Do you know that simplifying fractions can make working with them much easier? Let's break it down. Simplifying a fraction means reducing it to its simplest form by dividing the numerator and the denominator by their greatest common factor (GCF).
For example, in the original exercise, we have two fractions linked by subtraction:

• \(\frac{3y + 1}{4y + 4}\)
• \(\frac{2y + 7}{2y + 2}\)

Let's start with the first fraction, \(\frac{3y + 1}{4y + 4}\). We can simplify it by factoring the denominator: \(4y + 4\) becomes \(4(y + 1)\). Now see how there's no common factor to factor out with the numerator \(3y + 1\), so it stays the same.
Next, the second fraction \(\frac{2y + 7}{2y + 2}\) can be simplified by factoring the denominator too: \(2y + 2\) simplifies to \(2(y + 1)\). Again, there’s no simpler form for the numerator \(2y + 7\). Understanding this process of simplification sets the stage to handle these fractions confidently in your math journey.

To subtract fractions, they need to have the same bottom number, or denominator. When the denominators are different, finding a common denominator is necessary. This will help us perform the subtraction easily.
Consider our simplified fractions:

• \(\frac{3y + 1}{4(y + 1)}\)
• \(\frac{2y + 7}{2(y + 1)}\)

To find a common denominator, we look for the least common multiple (LCM) of the denominators \(4(y + 1)\) and \(2(y + 1)\). It turns out, the LCM is \(4(y + 1)\) because it accounts for both denominators adequately.
Now, adjust each fraction to have this common denominator. The first fraction already has \(4(y + 1)\). The second one needs to be multiplied by 2 (its missing portion)value in both the top and bottom parts to equal \(\frac{4y + 14}{4(y + 1)}\). By setting equivalent denominators, subtraction becomes straightforward.

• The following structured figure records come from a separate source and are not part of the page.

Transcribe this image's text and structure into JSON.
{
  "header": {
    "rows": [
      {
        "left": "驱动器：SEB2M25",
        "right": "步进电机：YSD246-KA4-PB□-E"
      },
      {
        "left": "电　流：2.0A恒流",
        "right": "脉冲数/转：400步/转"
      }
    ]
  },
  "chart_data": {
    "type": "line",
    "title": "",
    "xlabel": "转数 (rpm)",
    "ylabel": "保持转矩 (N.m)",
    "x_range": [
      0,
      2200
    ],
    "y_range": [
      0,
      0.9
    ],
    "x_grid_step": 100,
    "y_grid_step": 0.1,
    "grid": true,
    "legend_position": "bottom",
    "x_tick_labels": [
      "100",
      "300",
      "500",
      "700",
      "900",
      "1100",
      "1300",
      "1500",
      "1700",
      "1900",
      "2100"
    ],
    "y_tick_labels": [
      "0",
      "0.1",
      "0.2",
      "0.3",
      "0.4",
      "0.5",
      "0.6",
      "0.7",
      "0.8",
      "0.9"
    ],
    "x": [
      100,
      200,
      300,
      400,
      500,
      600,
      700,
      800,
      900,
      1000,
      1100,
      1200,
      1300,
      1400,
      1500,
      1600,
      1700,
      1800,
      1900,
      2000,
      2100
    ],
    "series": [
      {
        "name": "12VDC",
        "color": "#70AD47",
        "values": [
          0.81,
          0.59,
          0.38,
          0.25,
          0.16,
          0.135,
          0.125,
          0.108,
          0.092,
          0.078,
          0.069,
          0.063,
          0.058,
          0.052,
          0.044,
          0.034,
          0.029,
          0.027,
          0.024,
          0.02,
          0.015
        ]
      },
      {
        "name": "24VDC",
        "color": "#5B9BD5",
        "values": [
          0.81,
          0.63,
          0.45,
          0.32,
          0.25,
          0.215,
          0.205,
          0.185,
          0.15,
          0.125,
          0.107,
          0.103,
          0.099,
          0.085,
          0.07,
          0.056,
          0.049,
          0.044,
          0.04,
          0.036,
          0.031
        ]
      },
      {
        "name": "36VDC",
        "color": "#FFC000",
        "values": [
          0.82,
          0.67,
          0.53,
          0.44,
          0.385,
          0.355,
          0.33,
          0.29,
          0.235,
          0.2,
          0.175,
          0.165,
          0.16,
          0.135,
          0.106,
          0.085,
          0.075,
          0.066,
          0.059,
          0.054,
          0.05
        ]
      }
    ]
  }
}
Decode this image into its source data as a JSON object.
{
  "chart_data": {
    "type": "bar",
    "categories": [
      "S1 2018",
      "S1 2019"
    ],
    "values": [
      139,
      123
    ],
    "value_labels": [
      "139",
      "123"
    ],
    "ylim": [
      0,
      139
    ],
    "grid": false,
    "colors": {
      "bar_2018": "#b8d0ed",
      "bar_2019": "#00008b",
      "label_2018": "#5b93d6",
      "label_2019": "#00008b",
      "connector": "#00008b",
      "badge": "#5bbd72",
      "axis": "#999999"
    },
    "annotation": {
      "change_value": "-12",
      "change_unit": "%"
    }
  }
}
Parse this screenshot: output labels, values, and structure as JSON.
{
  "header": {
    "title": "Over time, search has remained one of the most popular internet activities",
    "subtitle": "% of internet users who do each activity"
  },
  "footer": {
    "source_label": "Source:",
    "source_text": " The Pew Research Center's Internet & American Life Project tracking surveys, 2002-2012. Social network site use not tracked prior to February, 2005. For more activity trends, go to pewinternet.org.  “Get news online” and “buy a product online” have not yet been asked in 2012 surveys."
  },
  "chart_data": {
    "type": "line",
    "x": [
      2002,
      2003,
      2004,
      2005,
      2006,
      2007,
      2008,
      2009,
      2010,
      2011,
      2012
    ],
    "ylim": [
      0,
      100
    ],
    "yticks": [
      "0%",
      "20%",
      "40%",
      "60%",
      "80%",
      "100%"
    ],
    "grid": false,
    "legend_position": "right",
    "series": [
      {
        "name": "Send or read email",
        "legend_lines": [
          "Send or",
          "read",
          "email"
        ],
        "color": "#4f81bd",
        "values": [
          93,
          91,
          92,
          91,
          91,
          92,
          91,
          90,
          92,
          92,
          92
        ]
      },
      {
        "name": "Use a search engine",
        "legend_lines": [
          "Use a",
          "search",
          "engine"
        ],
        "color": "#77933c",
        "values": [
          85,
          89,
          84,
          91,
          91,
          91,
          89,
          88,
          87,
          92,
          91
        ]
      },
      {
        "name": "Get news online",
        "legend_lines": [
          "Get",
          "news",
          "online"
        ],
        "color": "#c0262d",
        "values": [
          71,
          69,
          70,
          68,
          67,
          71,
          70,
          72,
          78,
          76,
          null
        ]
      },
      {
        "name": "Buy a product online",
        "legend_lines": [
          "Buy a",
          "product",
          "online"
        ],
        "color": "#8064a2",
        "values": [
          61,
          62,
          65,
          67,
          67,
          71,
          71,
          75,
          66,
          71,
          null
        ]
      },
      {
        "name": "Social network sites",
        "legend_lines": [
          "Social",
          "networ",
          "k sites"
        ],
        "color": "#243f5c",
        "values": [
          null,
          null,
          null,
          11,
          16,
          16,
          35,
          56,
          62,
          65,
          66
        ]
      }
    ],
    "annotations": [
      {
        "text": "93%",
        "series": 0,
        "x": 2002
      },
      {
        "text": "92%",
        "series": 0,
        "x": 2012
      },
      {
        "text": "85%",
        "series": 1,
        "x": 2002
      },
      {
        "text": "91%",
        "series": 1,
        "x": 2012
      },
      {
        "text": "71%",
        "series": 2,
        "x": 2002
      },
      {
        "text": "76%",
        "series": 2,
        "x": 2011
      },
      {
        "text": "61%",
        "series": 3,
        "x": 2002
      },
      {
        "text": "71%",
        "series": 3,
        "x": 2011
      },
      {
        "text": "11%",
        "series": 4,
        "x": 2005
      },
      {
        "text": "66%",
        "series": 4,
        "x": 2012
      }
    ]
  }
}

Once both fractions have a common denominator, subtracting them becomes simple. You subtract only the numerators and keep the common denominator unchanged.
Given the expressions from our previous sections with a common denominator of \(4(y + 1)\):

• \(\frac{3y + 1}{4(y + 1)}\)
• \(\frac{4y + 14}{4(y + 1)}\)

Subtract the numerators: \((3y + 1) - (4y + 14)\). Simplify the result:

• Combine like terms to get: \(-y - 13\)

The final, simplified difference is \(\frac{-y - 13}{4(y + 1)}\).
By using a common denominator, you tackle the subtraction of fractions easily, avoiding common pitfalls and gaining confidence in handling these operations in math.